@denizaya arkadaş; hakikaten hiç akletmiyor musun anlamadım ben seni. binlerce yıl önce yaşamış bazı insanlar için 'bilimsel' kanıt aramak da nedir?! sana kafa kemiği bulup 'işte bu olsa olsa ibrahim peygamberin kafatasıdır" mı demeliyiz? sen sokrates'in ya da şekspir'in gerçekten yaşadığını isbat edebiliyor musun da bu türden bir kanıt istiyorsun. işte bu yaklaşımından ötürü, hiçbirzaman aslını bilemeyeceğiniz hususlarda Allah'a karşı bir kanıtınız olduğunu zannediyorsunuz, diyorum. kimse eski peygamberlere birtakım bilimsel kanıtlar sebebiyle iman etmez, biraz aklını kullan, doğru yerden eleştir
bak güzel kardeşim, insanların yanlış yollarından Allah ve elçileri sorumlu değildir. Allah sonucunu alamayacağı bir işi neden yapmış, diye cahilce soruyorsun. Allah insanları uyarmak için elçiler gönderdiğinde zaten sonucunu almış oluyor, uyarısını yapmış oluyor; ve artık o toplum ister inanır ister inanmaz; peygamberler yeryüzünü cennete çevirsinler diye gönderilmez. Allah dileseydi zaten herkes iman ederdi, ama Allah doğru yola yöneleni doğru yola iletir; yalancıları ve körleri ve yoldan çıkmışları ise sapkınlıkları üzere bırakır. her peygamber elbette cihad ile emrolunmuştur, cihad büyük gayret göstermek demektir, ve bu gerektiğinde savaşmak olur gerektiğinde Allah'ın mesajını ulaştırmak olur, gerektiğinde uyarmak olur. fakat hiçbir peygamber, islamı kabul ettirmek için kılıç çekmez, çünkü kılıç kalplere hidayet vermez, her peygamber bunu bilir. haksız yere insanlara ya da inananlara zulmedenlerden başkasıyla savaşılmaz. peygamberler kendilerine emredilen yoldan giderler. o yüzden Allah ve elçileri ve inananlar; sapkınların sapkınlığından sorumlu değildir; bize düşen uyarmaktır. bugün de rabblerini inkar edenlerden, ya da Allah'ın yanında başka ilahlar edinenlerden biz sorumlu değiliz.
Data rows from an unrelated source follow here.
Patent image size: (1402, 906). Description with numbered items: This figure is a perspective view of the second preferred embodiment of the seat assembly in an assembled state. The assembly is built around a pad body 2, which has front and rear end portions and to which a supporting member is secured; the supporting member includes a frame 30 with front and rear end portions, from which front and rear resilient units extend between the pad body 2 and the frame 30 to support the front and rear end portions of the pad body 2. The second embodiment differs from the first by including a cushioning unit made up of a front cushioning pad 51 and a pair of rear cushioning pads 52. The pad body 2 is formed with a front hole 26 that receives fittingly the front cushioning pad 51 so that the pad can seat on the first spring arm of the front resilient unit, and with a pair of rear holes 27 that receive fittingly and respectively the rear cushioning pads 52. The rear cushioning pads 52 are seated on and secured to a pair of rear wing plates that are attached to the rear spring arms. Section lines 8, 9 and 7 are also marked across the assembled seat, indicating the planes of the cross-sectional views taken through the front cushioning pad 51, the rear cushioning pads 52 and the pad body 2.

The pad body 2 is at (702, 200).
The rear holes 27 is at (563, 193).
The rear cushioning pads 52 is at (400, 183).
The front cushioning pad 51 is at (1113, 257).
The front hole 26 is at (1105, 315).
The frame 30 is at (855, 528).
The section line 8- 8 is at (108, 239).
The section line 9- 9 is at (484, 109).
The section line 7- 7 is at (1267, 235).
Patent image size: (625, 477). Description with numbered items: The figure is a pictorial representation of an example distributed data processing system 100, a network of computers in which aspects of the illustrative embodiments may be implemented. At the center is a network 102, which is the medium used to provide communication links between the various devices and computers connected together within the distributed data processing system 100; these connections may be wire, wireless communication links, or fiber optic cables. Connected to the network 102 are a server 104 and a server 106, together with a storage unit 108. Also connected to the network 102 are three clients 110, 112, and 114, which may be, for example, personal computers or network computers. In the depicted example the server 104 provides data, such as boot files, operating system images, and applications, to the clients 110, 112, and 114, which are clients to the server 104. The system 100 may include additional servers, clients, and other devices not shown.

şunu iyi bil; Allah niyetlendiği için sonucunu herzaman alır; o engellenemez ve yapacağı işi zorla yapar. ve biz yalnızca Allah'a secde ederiz, onun peygamberlerine asla secde etmeyiz ve onun yarattığı diğer varlıklara asla secde etmeyiz. bir inek ile Allah'ı aynı kefeye koyduğun için mutlaka sorumlu tutulacaksın; aklında bir takım karışıklıklar varsa eleştirini doğru ve temiz bir kalple Allah'a yönelt, belki cevabını bulursun
rahman ve rahim olan allah'ın adıyla
ve biz ona şiir öğretmedik, zaten ona yakışmaz da. bu sadece bir hatırlatma, ve apaçık bir okumadır. dirileri uyarsın ve de inkarcılar için o söz hak olsun diye. görmediler mi ki, onlar için ellerimizle çiftlik hayvanları yarattık da onlar bunlara sahip oluyorlar. onlara kendileri için boyun eğdirdik; bir kısmı binekleridir, bir kısmını da yiyorlar. onlarda kendileri için daha nice yararlar ve içecekler vardır, yine de şükretmeyecekler mi? ve Allah'tan başka ilahlar edindiler, belki kendilerine yardım edilir diye. oysa onlara yardım edemezler; hatta asıl kendileri onları korumak için hazır bulunan ordulardır. o halde onların sözleri seni üzmesin; gizledikleri ve açıkladıkları her şeyi biz çok iyi biliriz. insan kendisini bir damlacıktan yarattığımızı görmedi mi; ki apaçık bir düşman kesiliyor. ve yaradılışını unutarak bize bir misal veriyor: 'çürüdükten sonra kemikleri kim diriltecek?' de ki onları ilk defa inşa eden diriltir ve o her yaratımı bilir. o ki size yeşil ağaçtan bir ateş çıkarıyor, ve onu yakıyorsunuz. gökleri ve yeri yaratan onların bir benzerini yaratmaya da kadirdir değil mi? elbette; ve odur herşeyi yaratan ve en iyi bilen. bir şeyi dilediği zaman, ona sadece 'ol' der ve olur. ve çok yücedir o bütün herşeyin hükümranlığı elinde olan ve O'na döndürülüyorsunuz.